Sosok Kartini sebagai inspirator perempuan, tidak melupakan tugas mulia sebagai seorang istri dan ibu. Seorang istri yang tidak kenal lelah melayani suami bernama K. R. M. Adipati Ario Singgih Djojo Adhiningrat yang kesehariannya bekerja sebagai Bupati Rembang.
Kartini dan K. R. M. Adipati Ario Singgih Djojo Adhiningrat hidup bersama memikirkan segala sesuatu yang tidak hanya berguna untuk kepentingan keluarganya, melainkan kepentingan rakyat. Melalui kehidupan tersebut, Kartini dapat menghayati seluruh hidupnya, baik itu pekerjaan dan peranya sebagai pelayan masyarakat.

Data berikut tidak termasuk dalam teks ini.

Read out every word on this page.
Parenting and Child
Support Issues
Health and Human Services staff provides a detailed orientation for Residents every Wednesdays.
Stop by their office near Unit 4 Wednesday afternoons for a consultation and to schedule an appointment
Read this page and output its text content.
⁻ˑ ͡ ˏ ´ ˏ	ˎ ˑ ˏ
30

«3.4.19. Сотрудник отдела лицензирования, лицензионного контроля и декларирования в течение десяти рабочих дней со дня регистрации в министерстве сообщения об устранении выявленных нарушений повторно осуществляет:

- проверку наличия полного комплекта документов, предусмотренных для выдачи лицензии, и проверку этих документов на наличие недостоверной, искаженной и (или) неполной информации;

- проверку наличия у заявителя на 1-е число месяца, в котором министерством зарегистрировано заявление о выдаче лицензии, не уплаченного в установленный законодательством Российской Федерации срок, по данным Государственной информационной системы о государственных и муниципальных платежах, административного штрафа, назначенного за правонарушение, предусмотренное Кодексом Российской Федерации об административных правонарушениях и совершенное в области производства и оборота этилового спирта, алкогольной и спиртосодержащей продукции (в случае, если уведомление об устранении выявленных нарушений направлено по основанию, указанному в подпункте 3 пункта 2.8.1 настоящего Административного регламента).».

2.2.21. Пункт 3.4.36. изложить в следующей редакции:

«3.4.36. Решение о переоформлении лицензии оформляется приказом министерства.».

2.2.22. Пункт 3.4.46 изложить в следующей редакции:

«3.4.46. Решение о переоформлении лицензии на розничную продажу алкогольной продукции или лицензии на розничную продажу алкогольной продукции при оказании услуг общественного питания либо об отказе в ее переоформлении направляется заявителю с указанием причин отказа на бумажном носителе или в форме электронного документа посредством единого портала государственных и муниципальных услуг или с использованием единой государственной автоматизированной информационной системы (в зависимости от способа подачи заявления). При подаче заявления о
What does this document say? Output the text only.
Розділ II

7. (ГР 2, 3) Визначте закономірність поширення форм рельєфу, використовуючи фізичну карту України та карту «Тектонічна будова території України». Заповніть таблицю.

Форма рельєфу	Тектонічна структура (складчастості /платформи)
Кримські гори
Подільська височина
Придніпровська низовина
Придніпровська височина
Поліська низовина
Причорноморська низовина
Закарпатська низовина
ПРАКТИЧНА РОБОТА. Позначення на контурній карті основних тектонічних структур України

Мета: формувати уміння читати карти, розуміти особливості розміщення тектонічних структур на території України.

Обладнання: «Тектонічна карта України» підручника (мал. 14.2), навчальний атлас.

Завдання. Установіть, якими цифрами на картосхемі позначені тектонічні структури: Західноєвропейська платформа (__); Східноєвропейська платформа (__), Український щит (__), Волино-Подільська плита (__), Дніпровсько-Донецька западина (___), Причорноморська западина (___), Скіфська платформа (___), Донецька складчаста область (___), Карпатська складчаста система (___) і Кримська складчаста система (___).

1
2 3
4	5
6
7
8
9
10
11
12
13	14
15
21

Hal itu terungkap dari kutipan surat Kartini kepada Ny. R.M. Abendanon-Mandri. “Di rumah orang tua saya dulu, saya sudah tahu banyak. Tetapi di sini, di mana suami saya bersama saya memikirkan segala sesuatu, di mana saya turut menghayati seluruh kehidupannya, turut menghayati pekerjaannya, usahanya, maka saya jauh lebih banyak lagi menjadi tahu tentang hal-hal yang mula-mula tidak saya ketahui. Bahkan tidak saya duga, bahwa hal itu ada”, tulis Kartini kepada Nyonya Abendanon yang menjadi sahabat penanya (Surat kepada Ny. R.M. Abendanon-Mandri, 10 Agustus 1904).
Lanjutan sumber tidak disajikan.